How is that a problem? I'd say that's actually what makes it easy for RAID devices, as the atomicity is still the LBA. Can't have data from two files in a single LBA. So if we map the physical LBA of the HDD to the logical LBA of the MD, we'll find just one file there (and that's exactly the mapping that the above code does).

LVM extents work exactly the same, they're just larger than MD RAID chunks.

Or to put it other way, if you take RAID 6 array and put the data blocks in order (1, 2, 3, etc.), you will see exactly what is presented as the MD device.

Actually, Linux MD RAID does checksum data when you do the check operation - which on RHEL and Fedora runs once a week by default (configurable).

Yes, on check, not with every read. So if the error is isolated and fallen on the parity block, you can be sure the data read from the array is trustworthy as the error will simply be ignored and not impact operation.

Also, on normal read, it will pick any sufficient subset of the drives in a RAID - depending on how busy each drive is. So it often randomly encounters read errors - and will read the data from another drive at that point.

So, you're saying that it may sometimes read parity block instead of data block and calculate the missing data block from all the other data blocks and the parity block? OK. Now, if that parity block read fails, it will fall back on an actual data block and continue with that? How does that change what I said - errors in parity blocks are irrelevant for read operations?

sdgathman commented 7 years ago

BTW, before we start arguing too heatedly - Thanks for taking an interest!

I think I'm trying to say that all the low level blocks are equally important, there is nothing special about the parity block (other than how the logical block is computed when used).

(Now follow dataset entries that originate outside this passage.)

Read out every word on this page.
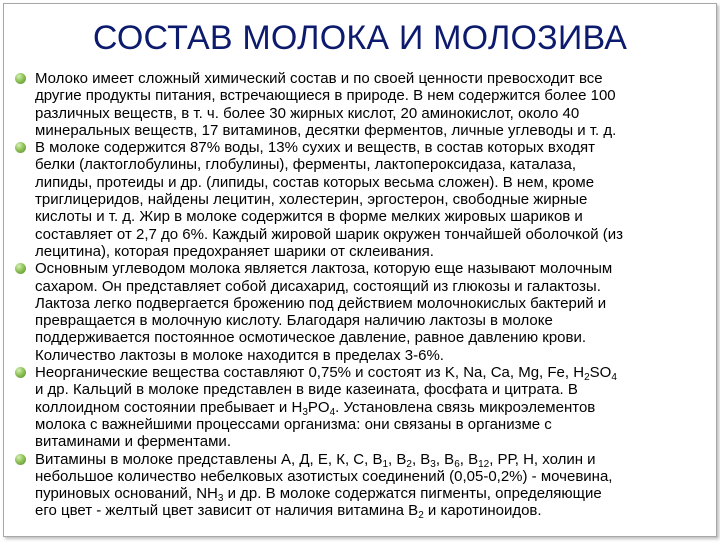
СОСТАВ МОЛОКА И МОЛОЗИВА
Молоко имеет сложный химический состав и по своей ценности превосходит все
другие продукты питания, встречающиеся в природе. В нем содержится более 100
различных веществ, в т. ч. более 30 жирных кислот, 20 аминокислот, около 40
минеральных веществ, 17 витаминов, десятки ферментов, личные углеводы и т. д.
В молоке содержится 87% воды, 13% сухих и веществ, в состав которых входят
белки (лактоглобулины, глобулины), ферменты, лактопероксидаза, каталаза,
липиды, протеиды и др. (липиды, состав которых весьма сложен). В нем, кроме
триглицеридов, найдены лецитин, холестерин, эргостерон, свободные жирные
кислоты и т. д. Жир в молоке содержится в форме мелких жировых шариков и
составляет от 2,7 до 6%. Каждый жировой шарик окружен тончайшей оболочкой (из
лецитина), которая предохраняет шарики от склеивания.
Основным углеводом молока является лактоза, которую еще называют молочным
сахаром. Он представляет собой дисахарид, состоящий из глюкозы и галактозы.
Лактоза легко подвергается брожению под действием молочнокислых бактерий и
превращается в молочную кислоту. Благодаря наличию лактозы в молоке
поддерживается постоянное осмотическое давление, равное давлению крови.
Количество лактозы в молоке находится в пределах 3-6%.
Неорганические вещества составляют 0,75% и состоят из K, Na, Ca, Mg, Fe, $H_2SO_4$
и др. Кальций в молоке представлен в виде казеината, фосфата и цитрата. В
коллоидном состоянии пребывает и $H_3PO_4$. Установлена связь микроэлементов
молока с важнейшими процессами организма: они связаны в организме с
витаминами и ферментами.
Витамины в молоке представлены А, Д, Е, К, С, $В_1$, $В_2$, $В_3$, $В_6$, $В_{12}$, РР, Н, холин и
небольшое количество небелковых азотистых соединений (0,05-0,2%) - мочевина,
пуриновых оснований, $NH_3$ и др. В молоке содержатся пигменты, определяющие
его цвет - желтый цвет зависит от наличия витамина $В_2$ и каротиноидов.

But that is a side issue to the purpose of lbatofile.

You are correct - I hadn't realized that when it comes to LBAs, multiple low level LBAs map to the same upper level LBA, and the blocks size is not really relevent (except for computing said mapping).

If we get many more new mappings into a release, lbatofile might need a plugin architecture, so we can put mappings in their own file and have them registered with the main loop.

I only use raid1 and raid10 - but I can create a test raid6 array on an LV to test I think.

tomato42 commented 7 years ago

BTW, before we start arguing too heatedly

well, I could have been wrong, wouldn't know that without arguing, but I'd say we reached common ground so we both learned something, and that's nice :)

lbatofile might need a plugin architecture, so we can put mappings in their own file and have them registered with the main loop.

the differences between different RAID 6 layouts are rather small, something that probably will require adding 2 maybe 3 if statements to the algorithm above, similar for raid10. Using plugin architecture for essentially 12 lines of code is a bit much, IMHO. But let's first implement minimum, see if that estimate is correct and make a decision then.

I only use raid1 and raid10 - but I can create a test raid6 array on an LV to test I think.

For testing I'm actually using sparse files and loop devices :)

sdgathman commented 7 years ago

For testing I'm actually using sparse files and loop devices :)

Good idea!